The title-element, also called title-tag, is a way to tell search engines about the topic on the page. Together with the meta-description, the website’s title can also influence how the search results look, and affect the CTR (Click-Through-Rate) of a result within Google’s search engine result pages.
Title Tag meaning and usage
The content of a title-element is interpreted by web browsers, as well as search engines, and is used for:
- being displayed in the web browser in the title of the display window
- being displayed in the web browser as the name of the tab
- placing bookmarks within the web browser
- the visited pages that are shown in the web browser
- the page title, which my be shown within the search results by search-engines
What does the title tag mean for SEO?
The title tag could lead to better visibility as a ranking factor, and better click-through in the search results but it must be assessed with the following in mind – it’s only a hint, and it might not be a significant ranking factor. In a recent update from Google they stated that the title tag may, or may not be used to form the SERP title, reserving the right to use other methods, such as looking at the largest heading, usually the H1, and writing the title from that.
As there’s no way to guarantee what’s going to be shown in the SERP, and a clear assessment of content and headings in order to write the title, one can not assume that the title tag plays a significant part. In many ways, including that of simply saving time, it may be better to leave the title tag as it is. Ensure that it’s there (usually auto-generated by a content management system such as WordPress) but don’t worry too much about the perfect formatting.
Title-element markup in the source-code
The title element is marked as follows in the source code of an HTML document:
A filled out title-element would look like this:
<title>I'm a meaningful title</title>
The title-element on the search engine result pages
In some cases, Google will show the title-tag as the headline for a result in the search engine result pages (SERPs). If no title-tag is set, then Google has to try to create one based on other signals, like headers and link texts (anchor texts) from the linking pages.
What’s the difference between a title tag, H1, and a meta description?
Whilst all three are valuable in terms of on-page optimisation for SEO, each serves a different purpose. Here’s a breakdown of what each one looks like and why they’re important:
- Your title tag is a hint to Google about what to show in the blue text on the Google SERP and the text under your image on social media posts. It tells your reader what they’re going to read about and why it’s important.

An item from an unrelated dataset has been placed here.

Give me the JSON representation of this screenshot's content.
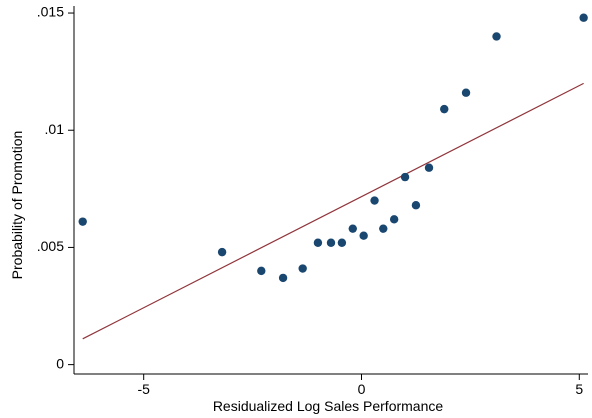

- A H1 (text viewable on the web page) is very likely going to be the same text as your title tag and will present on your webpage as a title. The reader should again know what it is they’re about to read. Google may prefer this to a title tag when presenting the page in the search results.
- The meta description sits underneath the title on Google search results and is around 150 characters. It should summarise the content, pique reader curiosity, include keywords, and include a call to action.
Technically speaking, the meta description isn’t taken into account when Google crawls your page to see if it ranks. However, having a strong meta description can improve your click-through rate (CTR) from the search result page. A page’s CTR does affect rankings, so it’s worth having an optimised meta description as well as a good title tag and H1 tag.
What are some best practices and examples for title tags?
Now we’ve told you what not to do, it’s time for the good stuff. We’ve covered some simple elements of title tags further up, but there’s more to it than some keywords and getting the title the right length.
Your title tag needs to be:
- Descriptive – tell the reader what they’re getting. Is it tips, a story, an opinion? Think about the search intent of the user. Describe what’s on the page with clarity.
- Short and sweet – 50-60 characters is a guide for your title tag length, not a target. If you can get your message across in fewer words, go for it.
- Grammatically correct – it’s OK to use synonyms of your keywords or add connector words between the phrase. Your title tag should be readable by humans, Google will still get it.
- Powerful – you want to entice in your reader to certain pages like articles and sales pages. Using power words like charming, stunning, and wonderful will grab attention.
- Definitive – define the content that you’re giving a title, whether it’s an overview, a step-by-step guide, list, or any other type of content.
The most common title-element SEO errors
When you use the title-element, there are a number of mistakes which show up time and time again. Here are the most common SEO errors when it comes to the title-element:
- not assigning a title at all
- all URLs have the same title
- the keyword is not included in the title
- the content of the title is too long
- the title is not optimised (for the user) – see more in this article.
Frequently asked questions about title tags
- How is a title tag written in HTML? En explanation of the HTML code.
- Does it make sense to include the domain or brand name in the title?
- What can I do when Google re-writes the title tag?
There’s a lot to pack into 700 hundred pixels of a search engine results page. Getting the title tag right is an SEO basic and worth mastering early. We’ve covered the dos and don’ts of how to create a title tag so that you can start to hone your craft.
You can change your title, or H1, at any time, for example if you see Google rewriting it or if you start getting organic traffic and conversions for keywords you weren’t initially targeting. As long as you stick to the foundational principles, you’ll be on your way to a successful SERP ranking.